Over the last six months, teams of six highly skilled British orthopaedic and plastic surgeons from the NHS have been volunteering their time, rotating in and out of Gaza. Each mission of 6 specialists spends one week per month in the city, seeing as many patients as possible in the time available. In addition to performing actual surgical work, the specialists also hold training symposia and workshops for Palestinian doctors, helping local surgeons gain invaluable experience in complex procedures. Photojournalist Abbie Trayler-Smith travelled with one of the teams to document their work in December 2014.
26 February 2015 marks six months since the declaration of the ceasefire that ended the 2014 conflict.

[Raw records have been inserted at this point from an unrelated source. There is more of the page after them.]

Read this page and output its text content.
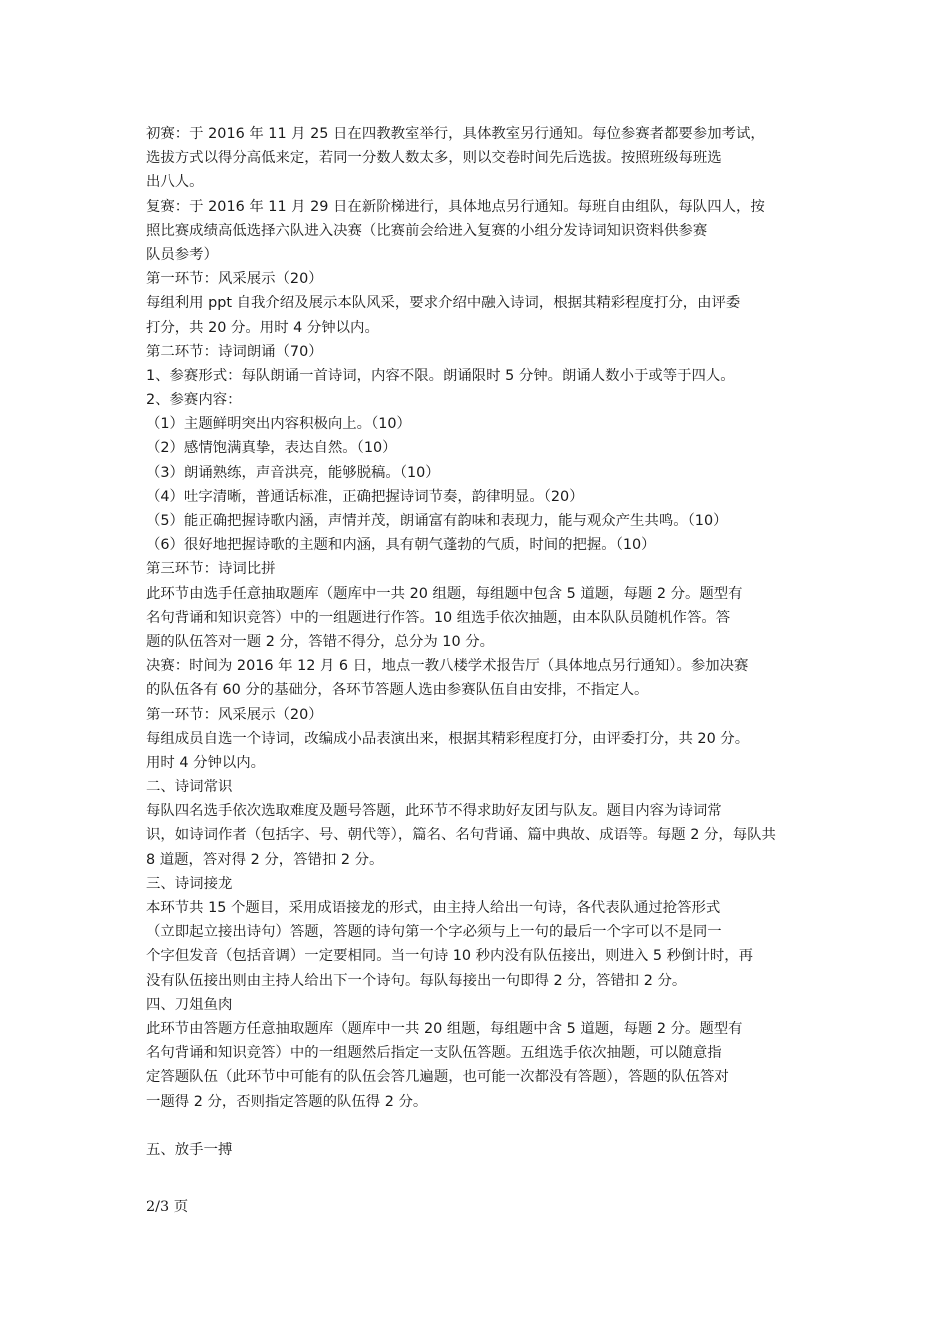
初赛：于 2016 年 11 月 25 日在四教教室举行，具体教室另行通知。每位参赛者都要参加考试，
选拔方式以得分高低来定，若同一分数人数太多，则以交卷时间先后选拔。按照班级每班选
出八人。
复赛：于 2016 年 11 月 29 日在新阶梯进行，具体地点另行通知。每班自由组队，每队四人，按
照比赛成绩高低选择六队进入决赛（比赛前会给进入复赛的小组分发诗词知识资料供参赛
队员参考）
第一环节：风采展示（20）
每组利用 ppt 自我介绍及展示本队风采，要求介绍中融入诗词，根据其精彩程度打分，由评委
打分，共 20 分。用时 4 分钟以内。
第二环节：诗词朗诵（70）
1、参赛形式：每队朗诵一首诗词，内容不限。朗诵限时 5 分钟。朗诵人数小于或等于四人。
2、参赛内容：
（1）主题鲜明突出内容积极向上。（10）
（2）感情饱满真挚，表达自然。（10）
（3）朗诵熟练，声音洪亮，能够脱稿。（10）
（4）吐字清晰，普通话标准，正确把握诗词节奏，韵律明显。（20）
（5）能正确把握诗歌内涵，声情并茂，朗诵富有韵味和表现力，能与观众产生共鸣。（10）
（6）很好地把握诗歌的主题和内涵，具有朝气蓬勃的气质，时间的把握。（10）
第三环节：诗词比拼
此环节由选手任意抽取题库（题库中一共 20 组题，每组题中包含 5 道题，每题 2 分。题型有
名句背诵和知识竞答）中的一组题进行作答。10 组选手依次抽题，由本队队员随机作答。答
题的队伍答对一题 2 分，答错不得分，总分为 10 分。
决赛：时间为 2016 年 12 月 6 日，地点一教八楼学术报告厅（具体地点另行通知）。参加决赛
的队伍各有 60 分的基础分，各环节答题人选由参赛队伍自由安排，不指定人。
第一环节：风采展示（20）
每组成员自选一个诗词，改编成小品表演出来，根据其精彩程度打分，由评委打分，共 20 分。
用时 4 分钟以内。
二、诗词常识
每队四名选手依次选取难度及题号答题，此环节不得求助好友团与队友。题目内容为诗词常
识，如诗词作者（包括字、号、朝代等），篇名、名句背诵、篇中典故、成语等。每题 2 分，每队共
8 道题，答对得 2 分，答错扣 2 分。
三、诗词接龙
本环节共 15 个题目，采用成语接龙的形式，由主持人给出一句诗，各代表队通过抢答形式
（立即起立接出诗句）答题，答题的诗句第一个字必须与上一句的最后一个字可以不是同一
个字但发音（包括音调）一定要相同。当一句诗 10 秒内没有队伍接出，则进入 5 秒倒计时，再
没有队伍接出则由主持人给出下一个诗句。每队每接出一句即得 2 分，答错扣 2 分。
四、刀俎鱼肉
此环节由答题方任意抽取题库（题库中一共 20 组题，每组题中含 5 道题，每题 2 分。题型有
名句背诵和知识竞答）中的一组题然后指定一支队伍答题。五组选手依次抽题，可以随意指
定答题队伍（此环节中可能有的队伍会答几遍题，也可能一次都没有答题），答题的队伍答对
一题得 2 分，否则指定答题的队伍得 2 分。
五、放手一搏
2/3 页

MAP has been working in the Occupied Palestinian Territories for over 30 years, working for the health and dignity of Palestinians living under occupation and as refugees. IDEALS was established in 2000 to help relieve poverty, distress and suffering in any part of the world affected by conflict or natural disaster, and specialises in the provision of primary health care services in emergencies.
The UK government's support to MAP and IDEALS was part of a package of more than £17 million in emergency humanitarian assistance, to help deliver lifesaving food, clean water, shelter and medical assistance.
Britain has also committed a further £20 million in early recovery assistance, which will help with the disposal of unexploded ordnance, rubble clearance programmes and more reconstructive surgery for those injured in the conflict.